未来予測の功名

未来予測の功名

米国の政治学者であるフランシス・フクヤマは、その著書『歴史の終わり』(1992年)のなかで、どのような独裁国家であってもやがては民主化するものであり、歴史とは世界が民主化する過程であることから、1991年にソビエト連邦が崩壊したことをもって歴史は終わったも同然だと主張しました。

『歴史の終わり』はある種の未来予測でしたが、残念ながらその後の現実世界をみればわかるように歴史は終わらなかった。

この世には「紙と鉛筆と投票箱さえあれば、いつでも民主化できる」という稚拙な幻想を抱いているひとたちが少なからずおられます。

しかしながら、紙と鉛筆と投票箱さえあれば民主化できるのであれば、例えばルワンダで何十万人もの虐殺は起きなかったはずです。

あるいはソビエト連邦という後ろ盾を失った北朝鮮も、経済的に豊かになったはずの中国も一向に民主化していないのはどうしてなのか。

フランシス・フクヤマが『歴史の終わり』を発表した頃、即ちソビエト連邦が崩壊した1990年代初頭は、さまざまな未来予測本が出版されました。

冷戦終結により敵を失った米国が、これからどのような行動にでるべきなのかが当時としては大きな関心事だったからでしょう。

といっても、この種の未来予測は大概は当たらないものです。

例外として、サミュエル・ハンチントンの『文明の衝突』はある程度は的中していますが、的中する未来予測の割合は極めて低い。
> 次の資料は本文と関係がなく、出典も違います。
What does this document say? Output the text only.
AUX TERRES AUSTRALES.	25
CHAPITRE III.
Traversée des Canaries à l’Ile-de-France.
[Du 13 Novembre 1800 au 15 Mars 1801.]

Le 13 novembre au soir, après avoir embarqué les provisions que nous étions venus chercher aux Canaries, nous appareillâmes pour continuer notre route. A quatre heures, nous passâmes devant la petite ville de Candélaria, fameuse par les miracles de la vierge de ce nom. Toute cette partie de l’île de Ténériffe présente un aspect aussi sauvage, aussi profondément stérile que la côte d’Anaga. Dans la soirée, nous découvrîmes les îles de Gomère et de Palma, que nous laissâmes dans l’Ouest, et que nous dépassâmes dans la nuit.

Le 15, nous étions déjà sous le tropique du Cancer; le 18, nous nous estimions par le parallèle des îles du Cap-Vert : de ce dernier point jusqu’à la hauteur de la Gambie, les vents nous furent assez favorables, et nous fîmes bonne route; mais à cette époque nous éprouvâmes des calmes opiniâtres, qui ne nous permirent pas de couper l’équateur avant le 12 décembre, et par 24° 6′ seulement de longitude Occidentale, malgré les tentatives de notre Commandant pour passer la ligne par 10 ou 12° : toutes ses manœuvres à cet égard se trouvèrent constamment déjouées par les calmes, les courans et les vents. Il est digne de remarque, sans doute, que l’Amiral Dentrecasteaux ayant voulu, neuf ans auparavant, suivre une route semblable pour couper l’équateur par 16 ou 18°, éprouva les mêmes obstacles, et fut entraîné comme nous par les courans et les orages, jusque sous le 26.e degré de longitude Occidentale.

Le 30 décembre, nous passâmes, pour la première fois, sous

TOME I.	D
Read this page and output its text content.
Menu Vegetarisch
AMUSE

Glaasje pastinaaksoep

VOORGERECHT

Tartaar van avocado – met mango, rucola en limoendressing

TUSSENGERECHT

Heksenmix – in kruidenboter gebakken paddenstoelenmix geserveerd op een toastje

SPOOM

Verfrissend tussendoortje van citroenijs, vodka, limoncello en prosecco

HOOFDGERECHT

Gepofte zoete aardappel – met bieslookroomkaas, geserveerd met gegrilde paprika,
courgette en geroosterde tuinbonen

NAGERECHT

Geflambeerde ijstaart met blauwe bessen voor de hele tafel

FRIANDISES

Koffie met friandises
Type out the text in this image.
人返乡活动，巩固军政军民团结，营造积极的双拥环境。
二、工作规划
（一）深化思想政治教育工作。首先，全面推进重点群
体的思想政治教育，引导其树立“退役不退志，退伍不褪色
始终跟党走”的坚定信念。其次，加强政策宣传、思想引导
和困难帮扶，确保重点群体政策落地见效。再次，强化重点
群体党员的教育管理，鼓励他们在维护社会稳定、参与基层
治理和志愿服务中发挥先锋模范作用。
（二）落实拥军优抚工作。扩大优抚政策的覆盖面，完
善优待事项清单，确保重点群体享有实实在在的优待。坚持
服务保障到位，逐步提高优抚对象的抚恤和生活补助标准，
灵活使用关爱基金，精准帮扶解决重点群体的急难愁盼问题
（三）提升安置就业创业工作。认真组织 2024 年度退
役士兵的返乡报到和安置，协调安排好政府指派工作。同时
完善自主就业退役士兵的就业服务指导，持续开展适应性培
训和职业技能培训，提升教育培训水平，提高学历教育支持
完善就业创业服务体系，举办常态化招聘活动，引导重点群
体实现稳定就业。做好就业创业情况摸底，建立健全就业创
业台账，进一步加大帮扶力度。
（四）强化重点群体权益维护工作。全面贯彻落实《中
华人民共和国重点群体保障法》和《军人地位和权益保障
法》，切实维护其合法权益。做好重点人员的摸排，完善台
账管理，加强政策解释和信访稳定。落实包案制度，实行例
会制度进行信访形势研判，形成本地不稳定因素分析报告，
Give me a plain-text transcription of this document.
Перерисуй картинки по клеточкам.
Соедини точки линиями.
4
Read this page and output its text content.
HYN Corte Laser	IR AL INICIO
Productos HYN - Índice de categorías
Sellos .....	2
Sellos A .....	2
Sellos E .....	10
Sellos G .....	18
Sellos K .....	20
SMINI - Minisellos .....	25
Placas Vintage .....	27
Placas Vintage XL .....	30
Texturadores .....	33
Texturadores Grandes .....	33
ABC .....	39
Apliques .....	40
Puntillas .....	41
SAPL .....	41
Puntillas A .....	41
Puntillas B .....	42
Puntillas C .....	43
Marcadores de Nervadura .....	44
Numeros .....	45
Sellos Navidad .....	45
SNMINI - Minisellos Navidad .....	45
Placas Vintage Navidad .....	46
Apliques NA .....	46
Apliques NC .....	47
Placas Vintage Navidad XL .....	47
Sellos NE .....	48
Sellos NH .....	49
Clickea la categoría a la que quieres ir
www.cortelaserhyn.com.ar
実は未来予測の正確性を検証した、とある研究があります。

それは200人以上の政治経済の専門家を18年間も追跡調査して未来予測が実際に当たったのかどうかを調べたところ、なんとその精度はチンパンジーが適当にダーツをなげて的に当たる可能性よりも劣っていたことが判明しました。

この調査の対象となったのは一般人のそれではなく、その分野に精通した専門家の予測です。

たしかに私たちがこれまでに聞いてきた数々の未来予測を思い返してみますと、その多くが外れてきたのがわかります。

例えば「将来、石油は枯渇する…」「米ソによる核戦争が起きる…」「2020年には自動車が空を飛んでいる…」「1999年に地球は滅亡する…」等々。

しかしながら、核戦争の前にソビエトは崩壊したし、石油は今なお枯渇していないし、おそらくは2040年になっても自動車が空を飛ぶのは不可能であろうとさえ言われています。

なぜ、未来予測の多くは外れてしまうのでしょうか。

考えてみれば当然のことですが、まず何より、この世に起こる全ての事象(要素)を分析に含めることは不可能です。

人間理性には限界があるのですから当然です。

そもそも未来は些細な出来事がきっかけで大きく変わるものです。

例えば、ある日どこからともなく発生した謎の疫病が世界中の人たちを自宅に閉じ込めることもあれば、影響力のある政治家が何の前触れもなく暗殺されることだってあります。

ましてや自然災害ともなれば、予測はほぼ不可能です。

とはいえ、あらゆる情報を仮に分析しきれたとしても、人間社会は悲観的な未来を回避するために様々な努力をするものです。

例えば、石油の枯渇という危機を回避するために、人類は掘削技術を高めてそれまで掘ることのできなかった地層から石油を掘り出すことに成功し生産量を増やしましたし、石油危機の際には世界中で原子力発電が採用されて石油の枯渇を回避してきました。

また、地球温暖化するという未来予測に対しても、国によって差こそあれ国際社会はそれなりに回避行動をとっています。

その点、未来予測が外れているというよりも、人々が外れるように行動を起こしていると言っていい。

悲観的な未来予測がでまわるのは、人々がその問題に気づいている証拠でもあるのかもしれない。